A Baking Tradition Passed Down Through Generations
The person behind the bakery brand Maison Kayser – is the legendary boulanger Eric Kayser.
As someone born into a family of French bakers with a continuing history going back four generations, Eric Kayser is an artisan boulanger who decided to renew the expertise of using levain – a natural bread leavening agent – the natural fermenting agent that gives the sourdough bread its unique taste and extends its shelf life.
Maison Kayser has about 250 bakeries in 30 countries. All bread is hand-kneaded and baked in-house in each of the boutique bakeries, overseen by a skilled boulanger chef.

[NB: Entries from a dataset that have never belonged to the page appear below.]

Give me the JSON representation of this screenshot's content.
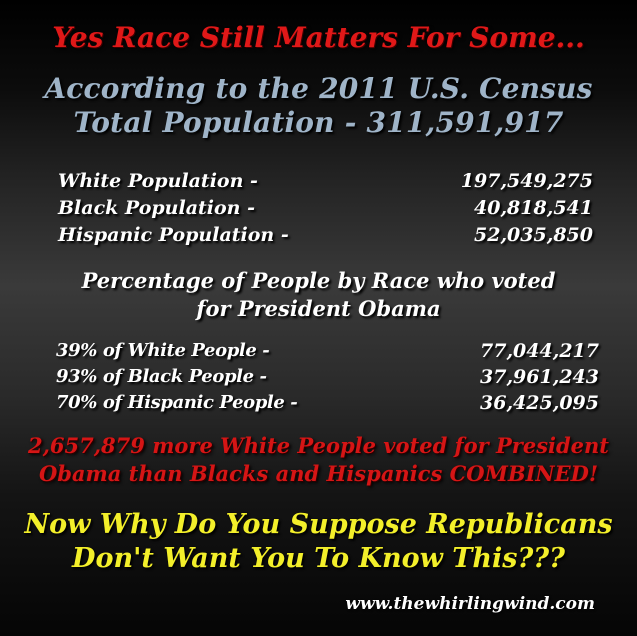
{
  "headline": "Yes Race Still Matters For Some...",
  "census": {
    "line1": "According to the 2011 U.S. Census",
    "line2": "Total Population -  311,591,917"
  },
  "population": [
    {
      "label": "White Population -",
      "value": "197,549,275"
    },
    {
      "label": "Black Population -",
      "value": "40,818,541"
    },
    {
      "label": "Hispanic Population -",
      "value": "52,035,850"
    }
  ],
  "voting_heading": {
    "line1": "Percentage of People by Race who voted",
    "line2": "for President Obama"
  },
  "voters": [
    {
      "label": "39% of White People -",
      "value": "77,044,217"
    },
    {
      "label": "93% of Black People -",
      "value": "37,961,243"
    },
    {
      "label": "70% of Hispanic People -",
      "value": "36,425,095"
    }
  ],
  "highlight": {
    "line1": "2,657,879 more White People voted for President",
    "line2": "Obama than Blacks and Hispanics COMBINED!"
  },
  "question": {
    "line1": "Now Why Do You Suppose Republicans",
    "line2": "Don't Want You To Know This???"
  },
  "website": "www.thewhirlingwind.com",
  "colors": {
    "headline": "#e01818",
    "census": "#9fb4c8",
    "body_text": "#ffffff",
    "highlight": "#d51515",
    "question": "#f3ef2a"
  }
}
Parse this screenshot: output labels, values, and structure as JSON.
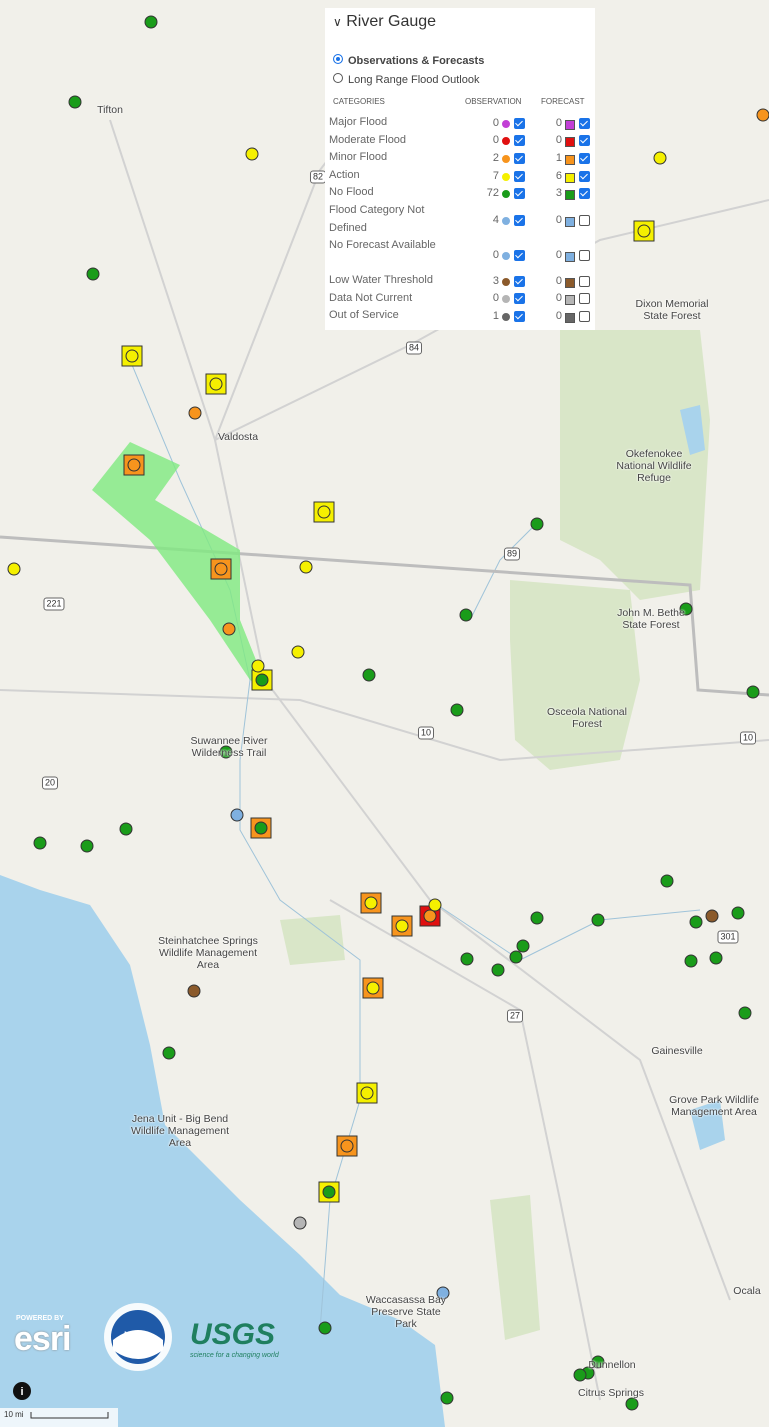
{
  "panel": {
    "title": "River Gauge",
    "options": [
      "Observations & Forecasts",
      "Long Range Flood Outlook"
    ],
    "columns": [
      "CATEGORIES",
      "OBSERVATION",
      "FORECAST"
    ],
    "rows": [
      {
        "category": "Major Flood",
        "observation": 0,
        "forecast": 0,
        "color": "#c23fd6",
        "forecast_checked": true
      },
      {
        "category": "Moderate Flood",
        "observation": 0,
        "forecast": 0,
        "color": "#e01010",
        "forecast_checked": true
      },
      {
        "category": "Minor Flood",
        "observation": 2,
        "forecast": 1,
        "color": "#f7941d",
        "forecast_checked": true
      },
      {
        "category": "Action",
        "observation": 7,
        "forecast": 6,
        "color": "#f5f000",
        "forecast_checked": true
      },
      {
        "category": "No Flood",
        "observation": 72,
        "forecast": 3,
        "color": "#1a9c1a",
        "forecast_checked": true
      },
      {
        "category": "Flood Category Not Defined",
        "observation": 4,
        "forecast": 0,
        "color": "#7fb0e0",
        "forecast_checked": false
      },
      {
        "category": "No Forecast Available",
        "observation": 0,
        "forecast": 0,
        "color": "#7fb0e0",
        "forecast_checked": false
      },
      {
        "category": "Low Water Threshold",
        "observation": 3,
        "forecast": 0,
        "color": "#8b5a2b",
        "forecast_checked": false
      },
      {
        "category": "Data Not Current",
        "observation": 0,
        "forecast": 0,
        "color": "#b5b5b5",
        "forecast_checked": false
      },
      {
        "category": "Out of Service",
        "observation": 1,
        "forecast": 0,
        "color": "#666666",
        "forecast_checked": false
      }
    ]
  },
  "map_labels": [
    "Tifton",
    "Valdosta",
    "Dixon Memorial State Forest",
    "Okefenokee National Wildlife Refuge",
    "John M. Bethe State Forest",
    "Osceola National Forest",
    "Suwannee River Wilderness Trail",
    "Steinhatchee Springs Wildlife Management Area",
    "Gainesville",
    "Grove Park Wildlife Management Area",
    "Jena Unit - Big Bend Wildlife Management Area",
    "Waccasassa Bay Preserve State Park",
    "Ocala",
    "Dunnellon",
    "Citrus Springs"
  ],
  "road_labels": [
    82,
    84,
    89,
    221,
    10,
    10,
    20,
    27,
    301
  ],
  "logos": {
    "esri_top": "POWERED BY",
    "esri": "esri",
    "noaa": "NOAA",
    "usgs": "USGS",
    "usgs_tagline": "science for a changing world"
  },
  "scale": "10 mi"
}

Maison Kayser is meticulous down to the smallest detail, baking on-site several times a day so that customers can enjoy fresh products. Eric Kayser’s original levain arrived in Israel in a special container in order to continue the original DNA chain which began in 1995. The flour and butter are imported from France to provide the highest quality product which is also closest to the original.
Today, 26 years after the opening of his first boulangerie, Eric Kayser is among the renowned and revered bakers in the world. Among other things he is one of the official boulangers of the Élysée Palace and of leading restaurants such as Robuchon and the Eiffel Tower restaurants. He has written 9 baking and pastry books and has won awards and titles.